Her active political career at an end, Freedman helped establish a woman’s shelter in Haifa. She returned to the United States in 1981, settling in Berkeley, which remains her home. Her move was motivated in part to be close to her daughter, and in part because she felt constrained in Israel by her celebrity and the limits on her feminist, lesbian, and peace activism. She had spoken frequently in the U.S., primarily on feminist issues, but addressed issues related to Israel and peace as well. Although she thought the American Jewish community was crucial for the Israeli peace camp, on the whole she found the organized Jewish community in the United States “hugely unwelcoming.” However, from her many speaking engagements in Israel, she “was used to bad receptions.”
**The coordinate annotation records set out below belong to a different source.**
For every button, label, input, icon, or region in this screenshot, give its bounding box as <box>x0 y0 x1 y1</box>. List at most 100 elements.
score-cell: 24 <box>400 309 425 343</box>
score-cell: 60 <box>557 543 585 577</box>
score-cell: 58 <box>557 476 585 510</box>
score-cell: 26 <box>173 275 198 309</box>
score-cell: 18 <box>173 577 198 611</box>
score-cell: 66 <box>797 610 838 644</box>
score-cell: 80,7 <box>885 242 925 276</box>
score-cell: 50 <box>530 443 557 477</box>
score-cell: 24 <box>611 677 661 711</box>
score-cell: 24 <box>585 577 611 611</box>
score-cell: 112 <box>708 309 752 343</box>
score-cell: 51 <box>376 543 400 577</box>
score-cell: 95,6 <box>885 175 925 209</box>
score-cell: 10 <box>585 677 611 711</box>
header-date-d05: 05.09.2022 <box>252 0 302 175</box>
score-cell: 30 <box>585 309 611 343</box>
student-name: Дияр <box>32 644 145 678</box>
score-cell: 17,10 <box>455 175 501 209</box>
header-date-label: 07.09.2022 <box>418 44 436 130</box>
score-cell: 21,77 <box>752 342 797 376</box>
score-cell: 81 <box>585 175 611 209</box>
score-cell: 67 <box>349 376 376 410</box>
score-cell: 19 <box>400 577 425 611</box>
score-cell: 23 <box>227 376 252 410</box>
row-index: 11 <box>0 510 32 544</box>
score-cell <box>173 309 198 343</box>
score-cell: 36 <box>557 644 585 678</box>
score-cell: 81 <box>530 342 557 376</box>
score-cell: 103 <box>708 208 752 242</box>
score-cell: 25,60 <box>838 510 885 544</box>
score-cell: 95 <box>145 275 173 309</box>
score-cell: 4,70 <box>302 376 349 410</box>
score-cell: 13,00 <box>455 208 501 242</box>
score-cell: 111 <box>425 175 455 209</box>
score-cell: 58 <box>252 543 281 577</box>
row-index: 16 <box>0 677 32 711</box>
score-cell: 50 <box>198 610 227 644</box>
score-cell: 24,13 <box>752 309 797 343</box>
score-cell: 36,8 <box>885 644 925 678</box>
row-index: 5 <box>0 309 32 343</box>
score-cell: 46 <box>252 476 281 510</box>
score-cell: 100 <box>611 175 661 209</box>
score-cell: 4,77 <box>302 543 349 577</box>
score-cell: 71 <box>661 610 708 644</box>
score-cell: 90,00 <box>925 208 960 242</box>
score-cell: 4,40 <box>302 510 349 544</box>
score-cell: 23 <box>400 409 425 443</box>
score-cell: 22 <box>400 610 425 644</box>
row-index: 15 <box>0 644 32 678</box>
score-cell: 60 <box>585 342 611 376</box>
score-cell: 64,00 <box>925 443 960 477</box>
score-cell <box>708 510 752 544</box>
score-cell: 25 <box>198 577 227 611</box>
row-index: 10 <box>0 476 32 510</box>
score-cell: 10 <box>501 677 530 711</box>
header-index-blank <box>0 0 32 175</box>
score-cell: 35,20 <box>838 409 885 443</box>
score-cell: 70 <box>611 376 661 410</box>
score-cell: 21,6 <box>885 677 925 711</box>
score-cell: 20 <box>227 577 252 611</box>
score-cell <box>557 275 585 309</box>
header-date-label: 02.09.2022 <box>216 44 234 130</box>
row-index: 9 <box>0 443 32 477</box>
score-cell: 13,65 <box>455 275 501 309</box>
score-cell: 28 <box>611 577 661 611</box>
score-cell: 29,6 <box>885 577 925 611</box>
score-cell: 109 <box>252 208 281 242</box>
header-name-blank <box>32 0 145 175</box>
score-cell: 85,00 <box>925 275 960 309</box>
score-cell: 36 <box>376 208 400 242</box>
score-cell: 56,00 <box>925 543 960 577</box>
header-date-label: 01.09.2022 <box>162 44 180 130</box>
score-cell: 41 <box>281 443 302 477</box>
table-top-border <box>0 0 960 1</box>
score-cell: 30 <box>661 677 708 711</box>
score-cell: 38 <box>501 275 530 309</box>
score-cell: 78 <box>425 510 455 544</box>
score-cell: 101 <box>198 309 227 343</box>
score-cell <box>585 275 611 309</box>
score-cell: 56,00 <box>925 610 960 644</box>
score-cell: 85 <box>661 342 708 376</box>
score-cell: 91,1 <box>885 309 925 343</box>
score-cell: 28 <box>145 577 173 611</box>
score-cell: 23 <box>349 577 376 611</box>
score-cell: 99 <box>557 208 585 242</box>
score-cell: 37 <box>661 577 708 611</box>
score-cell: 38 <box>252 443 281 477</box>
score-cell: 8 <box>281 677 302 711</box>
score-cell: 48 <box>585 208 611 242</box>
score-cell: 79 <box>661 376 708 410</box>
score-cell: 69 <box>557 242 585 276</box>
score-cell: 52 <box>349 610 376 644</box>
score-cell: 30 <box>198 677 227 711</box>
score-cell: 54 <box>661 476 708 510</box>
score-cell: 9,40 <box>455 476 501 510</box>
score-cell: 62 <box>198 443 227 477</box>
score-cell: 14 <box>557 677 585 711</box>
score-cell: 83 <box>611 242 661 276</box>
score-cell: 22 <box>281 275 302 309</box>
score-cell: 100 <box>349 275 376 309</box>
In 1997 Freedman started to return to Israel for extended stays, several months every year. She found herself inadvertently elected to the board of Brit Tzedek v’Shalom, a pro-peace and pro-Israel organization at the group’s founding conference in April 2002 and several months later as national president. Brit Tzedek developed a grass roots network of activists in 40 chapters across the U.S. She feels the organization made a significant contribution in “breaking the silence” about Israel and Palestine within the Jewish community, making possible an honest dialogue about the future of Israel for the first time. Chronically underfunded, Brit Tzedek merged into J Street in 2010, and Freedman ceased much of her political involvement with Israel-related issues.
 Shulamit Aloni (1928–2014) was an Israeli politician, the founder and leader of the Civil Rights Movement (Ratz) and later the leader of Me’ertz. She was first elected to the Knesset in 1965, and served continually from 1973 through 1996. She was minister of education from 1992 to 1993.
 The Civil Rights Movement, more formally the Movement for Civil Rights and Peace or Ratz, was founded by Shulamit Aloni in 1973. In 1992 it formed an electoral alliance with Meretz and Shunui, and formally merged into Meretz in 1997.
 Aryeh Lova Eliav (1921–2010) was first elected to the Knesset in 1965 on the Alignment (Labor Party) list and was at one time general secretary of the Labor Party With different party affiliations, remained a member of Knesset until 1981, and served again with the Alignment from 1988 to 1992.